Even with the methodological challenges, the discovery of revealing patterns of human interaction will surely be impeded by the incoherent federal administration. But progress will occur regardless of the retrograde puritanism it displays. Violent crime has been reduced in most of the U.S. in large part because of tested methods for controlling its causes. We have a far better understanding now about what keeps families together. Various states have seen dramatic improvement in reading outcomes using new and tested hardware and methods. If we are going to meet the collective challenges of this nation will have to continue to find new insights about our social selves; we will need supported graduate-level study, human development labs, and modern informatics. Anything less sinks us deeper into risky ignorance.

 

red and black bar

Cameras as Identity Markers

“If you don’t get that photo, it’s like, what’s the point of the trip?”

We should be interested in recent news from Japan about the crowds traveling southwest from Tokyo to Fujiyoshida, a town of 42,000 that offers good views of Mt. Fuji. Millions come every year, mostly for one reason: to get a picture of the famed peak from the town itself or an adjoining park. Their presence is not so different from the scores of photos friends send us or post affirming that they visited somewhere interesting. But, increasingly, the pictures seem like a surprise visitation from relatives who make it their habit to ignore the usual courtesies that Japanese hosts have so carefully ritualized.

Smartphones have given their users cameras that need a reason to exist. What better use than to turn them into identity markers that include a selfie and, ideally, a backdrop intended to provoke some envy. I recall previous older relatives being a bit more cautious about putting themselves in the picture. But now “selfitis” can wear others down. It is a kind of narcissism that is not so different from the Evil Queen’s search for reassurance of her worth in a mirror. A modern variant in a scenic backdrop may also carry a more detailed message: “I was here and you were not: I’m in the presence of a recognized icon, which confers jealousy and maybe prestige.” Getting the picture as a photo tourist spares a person from doing anything more than moving on to the next recognizable meme.

As for Mt. Fuji, “I saw this gorgeous photo on social media,” noted Julia Morrow from Ohio. “If you don’t get that photo, it’s like, what’s the point of the trip?”

Oh my. That is a level of shallowness that in prior times might have come with some shame. Ms. Morrow should consider the implications of her view.

Reports in the New York Times and elsewhere describe the frustration of the locals in the town who take a few pictures, and then apparently leave without visiting any of the merchants along its busy commercial street. The new tourist rule seems to be to go and capture an image that is some facsimile of what is commonly seen elsewhere. Better, too, if your face is in the shot.

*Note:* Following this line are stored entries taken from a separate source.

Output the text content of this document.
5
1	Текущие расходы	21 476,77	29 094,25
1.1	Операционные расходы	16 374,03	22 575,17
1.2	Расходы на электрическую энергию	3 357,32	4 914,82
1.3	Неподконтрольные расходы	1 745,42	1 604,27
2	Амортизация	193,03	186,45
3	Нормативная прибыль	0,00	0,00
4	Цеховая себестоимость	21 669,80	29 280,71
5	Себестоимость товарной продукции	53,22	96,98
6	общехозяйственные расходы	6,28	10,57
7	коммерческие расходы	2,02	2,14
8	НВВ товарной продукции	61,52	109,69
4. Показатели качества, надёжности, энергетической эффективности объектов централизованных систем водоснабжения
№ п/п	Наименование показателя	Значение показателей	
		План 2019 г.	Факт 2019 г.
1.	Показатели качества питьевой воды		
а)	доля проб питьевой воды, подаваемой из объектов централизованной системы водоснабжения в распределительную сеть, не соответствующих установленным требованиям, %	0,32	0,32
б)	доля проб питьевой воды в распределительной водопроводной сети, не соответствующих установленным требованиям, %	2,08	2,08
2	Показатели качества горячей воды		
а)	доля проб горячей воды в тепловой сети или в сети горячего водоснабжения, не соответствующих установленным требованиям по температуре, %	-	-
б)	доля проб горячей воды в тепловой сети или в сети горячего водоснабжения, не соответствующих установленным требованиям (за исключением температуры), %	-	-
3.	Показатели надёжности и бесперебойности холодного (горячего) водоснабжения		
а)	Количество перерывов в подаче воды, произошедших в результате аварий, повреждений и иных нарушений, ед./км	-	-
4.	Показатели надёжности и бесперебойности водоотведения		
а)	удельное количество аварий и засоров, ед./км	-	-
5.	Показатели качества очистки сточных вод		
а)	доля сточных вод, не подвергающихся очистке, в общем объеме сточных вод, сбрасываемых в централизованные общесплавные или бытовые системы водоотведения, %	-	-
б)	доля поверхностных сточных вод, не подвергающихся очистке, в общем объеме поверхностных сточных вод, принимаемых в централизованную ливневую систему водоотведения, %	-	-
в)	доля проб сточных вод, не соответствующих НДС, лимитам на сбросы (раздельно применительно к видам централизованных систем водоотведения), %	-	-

What a weird and shallow form of tourism.

Look at photos of the Salle des États Gallery in the Louvre, which features the iconic Mona Lisa. Too many visitors are struggling to take a second-rate picture of an object that should be taken in with one’s own eyes. To many, the first-hand experience seems expendable, leading to an obvious question:  why not buy a good postcard of the da Vinci painting? If museum employees curate their galleries, it should be equally true that the rest of us should do a better job of curating the experiences we sometimes go to great expense to create.

I marvel at how our sense of place has changed.  In a public gallery a crowd often dominates and affirms the value of the spectacle itself. That is odd, because we were never meant to see the Grand Canyon or the rugged Pacific coastline only from Seat 14a on a tourist bus. A photo may indeed represent a location we may never get to fully inhabit in person. But it is yet another case of asking too much of a small-capacity medium to represent the 360-degree experience of a place in its natural state. If it means anything, living life to the fullest should include engaging all of the senses.

Sometimes a picture is just a picture. But the self-curated photograph that suggests that “I’m here and I matter” is perhaps assuaging feelings of invisibility in a world with too many ingenious ways to ignore others. We should want more.